Daniel Harel was born in Spain and moved to the Dominican Republic when he was sixteen. After twenty years there working both as a commercial photographer and IT consultant, he moved to New York City to pursue more artistic endeavors and completed the New Media Narratives certificate at the International Center of Photography. During the pandemic, he started producing self-portraits at home, a new area of exploration for him, and produced a body of work around pandemic stories which has been featured in magazines and exhibited in galleries. For his latest solo show, he incorporated objects built with LEGO and a 3D virtual experience allowing the user to enter his home studio. After discovering the power of displaying himself in his own work, he is focusing his next self-portrait project on climate change with the goal of raising awareness.
Thinking inside the box
My coming to New York City was supposed to be the start of a steep climb in the world of photography and art. While I expected to gain an education and access to networking opportunities that I never had in the Dominican Republic, I instead received something quite different and unexpected.
Stuck in my apartment due to COVID-19, every aspect of my life, from the tiniest little domestic chore to the most important call, has posed logistical problems. Like many around the world, I have had to make do with what I had while adapting to a new reality. All the while, planning for an interrupted future that has suddenly been replaced by endless challenges.
I started these self-portraits to keep creative during the pandemic, and sort of as self-therapy.
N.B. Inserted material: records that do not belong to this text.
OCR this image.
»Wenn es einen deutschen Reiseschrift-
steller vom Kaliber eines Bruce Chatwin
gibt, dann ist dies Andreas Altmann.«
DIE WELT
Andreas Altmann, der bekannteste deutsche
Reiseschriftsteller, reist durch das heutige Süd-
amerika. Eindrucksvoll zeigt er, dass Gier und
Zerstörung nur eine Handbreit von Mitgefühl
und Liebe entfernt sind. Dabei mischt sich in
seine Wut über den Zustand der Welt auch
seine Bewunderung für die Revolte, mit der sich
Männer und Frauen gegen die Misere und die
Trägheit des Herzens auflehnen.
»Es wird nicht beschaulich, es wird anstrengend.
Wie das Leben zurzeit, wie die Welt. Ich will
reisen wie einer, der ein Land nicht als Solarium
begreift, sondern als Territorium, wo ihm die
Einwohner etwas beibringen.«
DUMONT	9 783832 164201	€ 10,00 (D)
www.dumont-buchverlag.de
Very quickly I started realizing that I was telling the stories of my friends and family all over the world, as no matter where you lived, you were going through similar experiences. Funny and casual at first, these photos are filled with details and emotions, and incredible back stories.
These photos helped me connect with people all over the world while I was sharing them on social networks, it let me feel less isolated and part of a community. I started receiving stories and occurrences, all of them lined up with the photos I was producing. The pandemic has been the single longest and most documented event in recent history, with a constant bombardment of negative imagery by the media and by taking an opposite direction from the content I was being fed, this work helped me and others to get through these times.